School of Computer and Information Engineering, Zhejiang Gongshang University, Hangzhou, Zhejiang 310018, P.R. China and Department of Electrical and Computer Engineering, University of Alberta, Edmonton, Alberta T6G 2V4, Canada.
Bioinformatics. 2014 Feb 15;30(4):497-505. doi: 10.1093/bioinformatics/btt716. Epub 2013 Dec 12.
Gaussian network model (GNM) is widely adopted to analyze and understand protein dynamics, function and conformational changes. The existing GNM-based approaches require atomic coordinates of the corresponding protein and cannot be used when only the sequence is known.

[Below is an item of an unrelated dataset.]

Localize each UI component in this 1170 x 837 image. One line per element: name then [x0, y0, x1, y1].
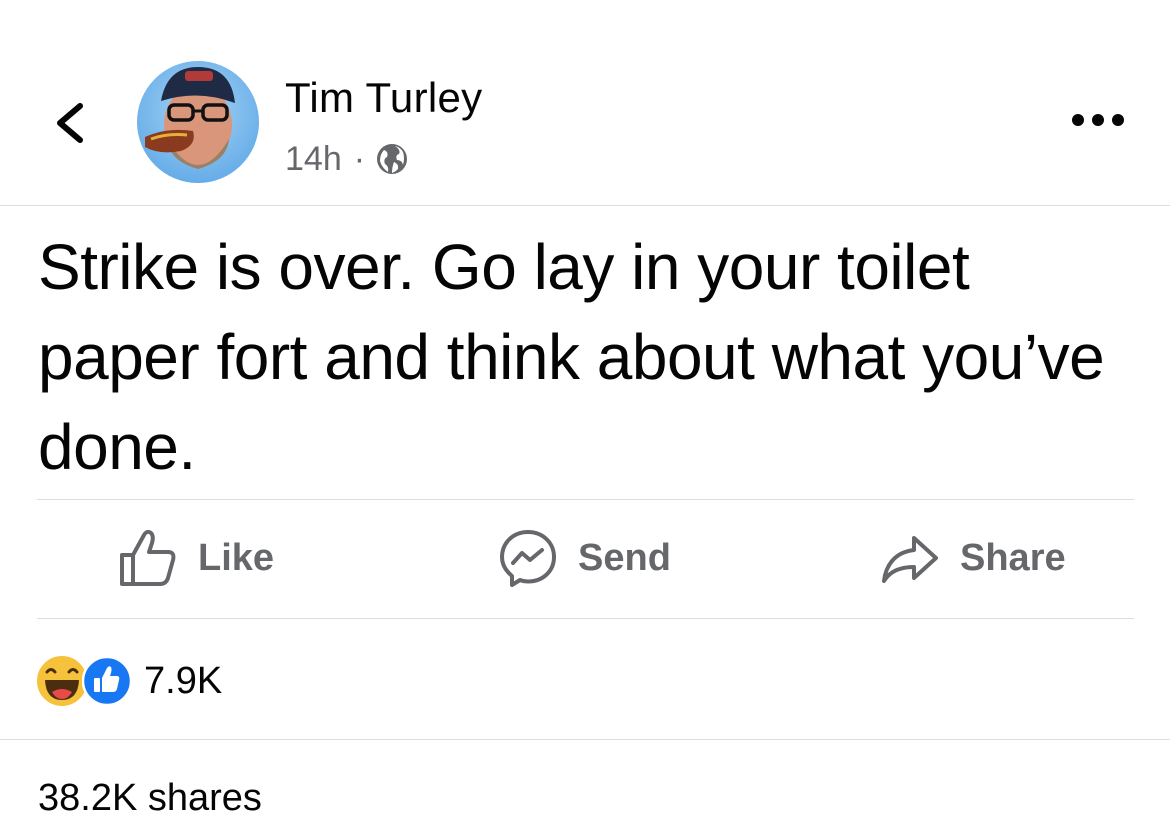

We report, first of its kind, GNM model that allows modeling using the sequence. Our linear regression-based, parameter-free, sequence-derived GNM (L-pfSeqGNM) uses contact maps predicted from the sequence and models local, in the sequence, contact neighborhoods with the linear regression. Empirical benchmarking shows relatively high correlations between the native and the predicted with L-pfSeqGNM B-factors and between the cross-correlations of residue fluctuations derived from the structure- and the sequence-based GNM models. Our results demonstrate that L-pfSeqGNM is an attractive platform to explore protein dynamics. In contrast to the highly used GNMs that require protein structures that number in thousands, our model can be used to study motions for the millions of the readily available sequences, which finds applications in modeling conformational changes, protein-protein interactions and protein functions.
高斯网络模型(GNM)被广泛用于分析和理解蛋白质动力学、功能和构象变化。现有的基于 GNM 的方法需要相应蛋白质的原子坐标,而当只知道序列时则无法使用。
我们首次报告了一种允许使用序列进行建模的 GNM 模型。我们的基于线性回归的、无参数的、序列衍生的 GNM(L-pfSeqGNM)使用序列预测的接触图,并使用线性回归对序列中的局部接触邻域进行建模。经验基准测试表明,L-pfSeqGNM 预测的天然 B 因子与结构和序列衍生的 GNM 模型衍生的残基波动的互相关之间具有相对较高的相关性。我们的结果表明,L-pfSeqGNM 是探索蛋白质动力学的一个有吸引力的平台。与需要数千个蛋白质结构的高度使用的 GNM 相比,我们的模型可以用于研究数以百万计的现成序列的运动,这在建模构象变化、蛋白质-蛋白质相互作用和蛋白质功能方面有应用。